Degenerated endplate appears with cheese-like morphology and sensory innervation, contributing to low back pain and subsequently inducing intervertebral disc degeneration in the aged population.¹ However, the origin and development mechanism of the cheese-like morphology remain unclear. Here in this study, we report lumbar instability induced cartilage endplate remodeling is responsible for this pathological change. Transcriptome sequencing of the endplate chondrocytes under abnormal stress revealed that the Hippo signaling was key for this process. Activation of Hippo signaling or knockout of the key gene Yap1 in the cartilage endplate severed the cheese-like morphological change and disc degeneration after lumbar spine instability (LSI) surgery, while blocking the Hippo signaling reversed this process. Meanwhile, transcriptome sequencing data also showed osteoclast differentiation related gene set expression was up regulated in the endplate chondrocytes under abnormal mechanical stress, which was activated after the Hippo signaling. Among the discovered osteoclast differentiation gene set, CCL3 was found to be largely released from the chondrocytes under abnormal stress, which functioned to recruit and promote osteoclasts formation for cartilage endplate remodeling. Over-expression of Yap1 inhibited CCL3 transcription by blocking its promoter, which then reversed the endplate from remodeling to the cheese-like morphology. Finally, LSI-induced cartilage endplate remodeling was successfully rescued by local injection of an AAV5 wrapped Yap1 over-expression plasmid at the site. These findings suggest that the Hippo signaling induced osteoclast gene set activation in the cartilage endplate is a potential new target for the management of instability induced low back pain and lumbar degeneration.
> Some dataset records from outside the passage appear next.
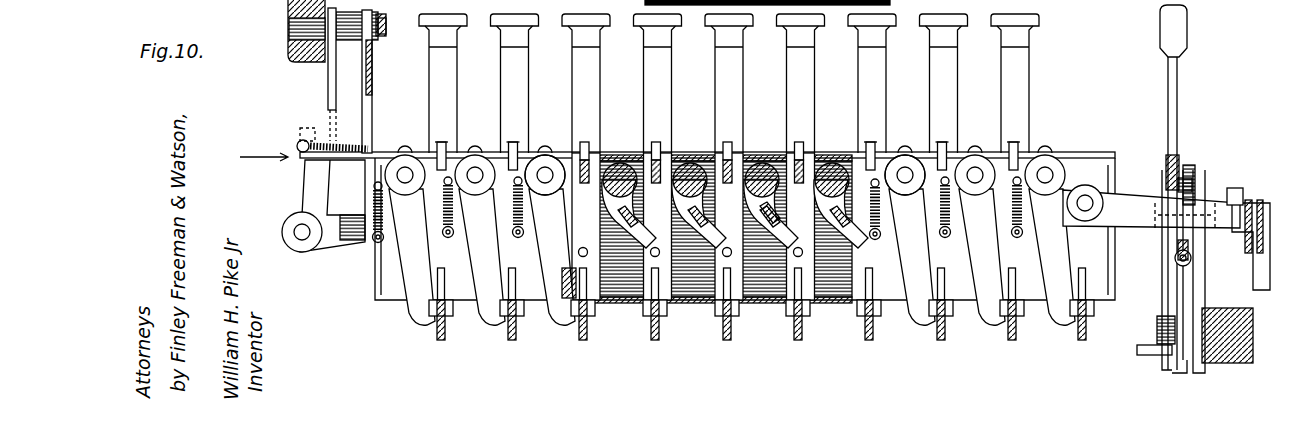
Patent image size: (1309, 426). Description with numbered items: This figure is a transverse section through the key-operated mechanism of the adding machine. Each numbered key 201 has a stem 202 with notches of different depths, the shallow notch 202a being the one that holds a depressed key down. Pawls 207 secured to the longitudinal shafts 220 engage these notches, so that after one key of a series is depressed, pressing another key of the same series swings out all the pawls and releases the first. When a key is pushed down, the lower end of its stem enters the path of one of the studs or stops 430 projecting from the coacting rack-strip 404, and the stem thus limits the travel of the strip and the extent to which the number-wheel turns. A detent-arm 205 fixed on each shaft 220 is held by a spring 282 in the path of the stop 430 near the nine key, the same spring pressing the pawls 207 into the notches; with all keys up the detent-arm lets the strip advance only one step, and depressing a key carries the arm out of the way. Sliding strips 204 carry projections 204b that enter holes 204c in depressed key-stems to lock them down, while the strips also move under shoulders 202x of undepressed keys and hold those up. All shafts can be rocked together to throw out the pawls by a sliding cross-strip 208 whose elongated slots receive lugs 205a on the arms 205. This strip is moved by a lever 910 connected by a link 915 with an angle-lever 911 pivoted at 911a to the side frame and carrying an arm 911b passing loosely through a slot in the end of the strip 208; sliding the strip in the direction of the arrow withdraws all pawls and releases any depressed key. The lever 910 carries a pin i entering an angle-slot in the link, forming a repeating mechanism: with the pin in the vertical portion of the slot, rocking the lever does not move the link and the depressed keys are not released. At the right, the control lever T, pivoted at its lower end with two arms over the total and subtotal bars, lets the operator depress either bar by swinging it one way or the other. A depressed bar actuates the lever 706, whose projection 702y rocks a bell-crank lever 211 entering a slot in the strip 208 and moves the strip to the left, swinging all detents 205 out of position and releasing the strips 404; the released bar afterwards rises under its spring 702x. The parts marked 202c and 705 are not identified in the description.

The numbered key 201 is at (527, 22).
The key stem 202 is at (592, 97).
The shallow notch 202a is at (600, 160).
The cam slot 202c is at (787, 238).
The shoulder 202x is at (560, 290).
The sliding strip 204 is at (518, 232).
The projection 204b is at (867, 240).
The hole 204c is at (655, 258).
The detent-arm 205 is at (405, 300).
The lug 205a is at (985, 140).
The pawl 207 is at (685, 160).
The sliding cross-strip 208 is at (455, 155).
The bell-crank lever 211 is at (1151, 206).
The longitudinal shaft 220 is at (545, 175).
The spring 282 is at (732, 224).
The rack-strip 404 is at (515, 330).
The stud or stop 430 is at (445, 320).
The spring 702x is at (1180, 242).
The projection 702y is at (1225, 185).
The pin 705 is at (1262, 200).
The lever 706 is at (1250, 185).
The lever 910 is at (328, 88).
The link 915 is at (369, 95).
The angle-lever 911 is at (340, 248).
The pivot 911a is at (300, 238).
The arm 911b is at (308, 170).
The pin or stud i is at (383, 26).
The control lever T is at (1203, 189).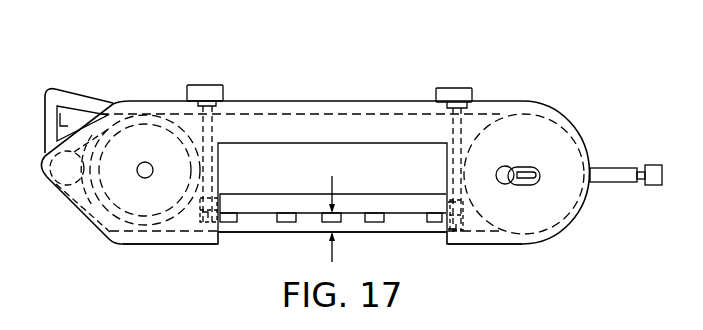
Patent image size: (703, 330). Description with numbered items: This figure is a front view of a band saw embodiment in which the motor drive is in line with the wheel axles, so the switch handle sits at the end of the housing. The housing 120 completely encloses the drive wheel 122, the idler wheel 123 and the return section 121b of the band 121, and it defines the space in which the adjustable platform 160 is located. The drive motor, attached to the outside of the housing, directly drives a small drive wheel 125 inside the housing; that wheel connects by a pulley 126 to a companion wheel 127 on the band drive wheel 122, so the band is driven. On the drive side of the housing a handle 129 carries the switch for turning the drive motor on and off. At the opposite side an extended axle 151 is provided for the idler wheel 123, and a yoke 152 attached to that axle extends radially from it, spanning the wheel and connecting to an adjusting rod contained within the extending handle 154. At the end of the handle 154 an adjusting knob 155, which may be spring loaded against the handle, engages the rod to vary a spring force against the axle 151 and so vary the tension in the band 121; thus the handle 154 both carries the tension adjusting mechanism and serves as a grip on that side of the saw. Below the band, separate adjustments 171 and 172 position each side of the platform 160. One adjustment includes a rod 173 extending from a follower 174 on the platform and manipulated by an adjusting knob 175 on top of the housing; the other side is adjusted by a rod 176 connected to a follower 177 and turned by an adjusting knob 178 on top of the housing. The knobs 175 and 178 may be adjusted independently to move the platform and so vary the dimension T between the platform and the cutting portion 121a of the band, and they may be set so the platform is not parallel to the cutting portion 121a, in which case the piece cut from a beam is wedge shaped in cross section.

The housing 120 is at (336, 100).
The band 121 is at (473, 236).
The cutting portion of the band 121a is at (250, 233).
The return section of the band 121b is at (417, 101).
The drive wheel 122 is at (122, 245).
The idler wheel 123 is at (546, 238).
The small drive wheel 125 is at (50, 199).
The pulley 126 is at (80, 218).
The companion wheel 127 is at (144, 239).
The handle 129 is at (48, 90).
The extended axle 151 is at (506, 167).
The yoke 152 is at (521, 167).
The extending handle 154 is at (612, 167).
The adjusting knob 155 is at (657, 164).
The platform 160 is at (305, 192).
The adjustment 171 is at (233, 82).
The adjustment 172 is at (476, 93).
The rod 173 is at (222, 155).
The follower 174 is at (225, 185).
The adjusting knob 175 is at (199, 84).
The rod 176 is at (447, 152).
The follower 177 is at (450, 190).
The adjusting knob 178 is at (457, 88).
The dimension T is at (335, 178).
退化的终板呈现奶酪样形态和感觉神经支配，导致老年人群腰痛并随后诱发椎间盘退变。 ¹然而，奶酪样形态的起源和发展机制仍不清楚。在这项研究中，我们报告了腰椎不稳定引起的软骨终板重塑是造成这种病理变化的原因。对异常应激下终板软骨细胞的转录组测序表明，Hippo 信号传导是这一过程的关键。激活Hippo信号或敲除软骨终板中的关键基因Yap1可以切断腰椎不稳定（LSI）手术后奶酪样的形态变化和椎间盘退变，而阻断Hippo信号则逆转了这一过程。同时，转录组测序数据还显示，在异常机械应力下，终板软骨细胞中破骨细胞分化相关基因组的表达上调，并在Hippo信号传导后被激活。在已发现的破骨细胞分化基因组中，CCL3被发现在异常应激下从软骨细胞中大量释放，其功能是招募和促进破骨细胞形成以进行软骨终板重塑。 Yap1 的过度表达通过阻断其启动子来抑制 CCL3 转录，从而逆转终板重塑为奶酪样形态。最后，通过在该位点局部注射 AAV5 包裹的 Yap1 过表达质粒，成功挽救了 LSI 诱导的软骨终板重塑。 这些发现表明，Hippo 信号诱导软骨终板中的破骨细胞基因组激活是治疗不稳定引起的腰痛和腰椎退变的潜在新靶点。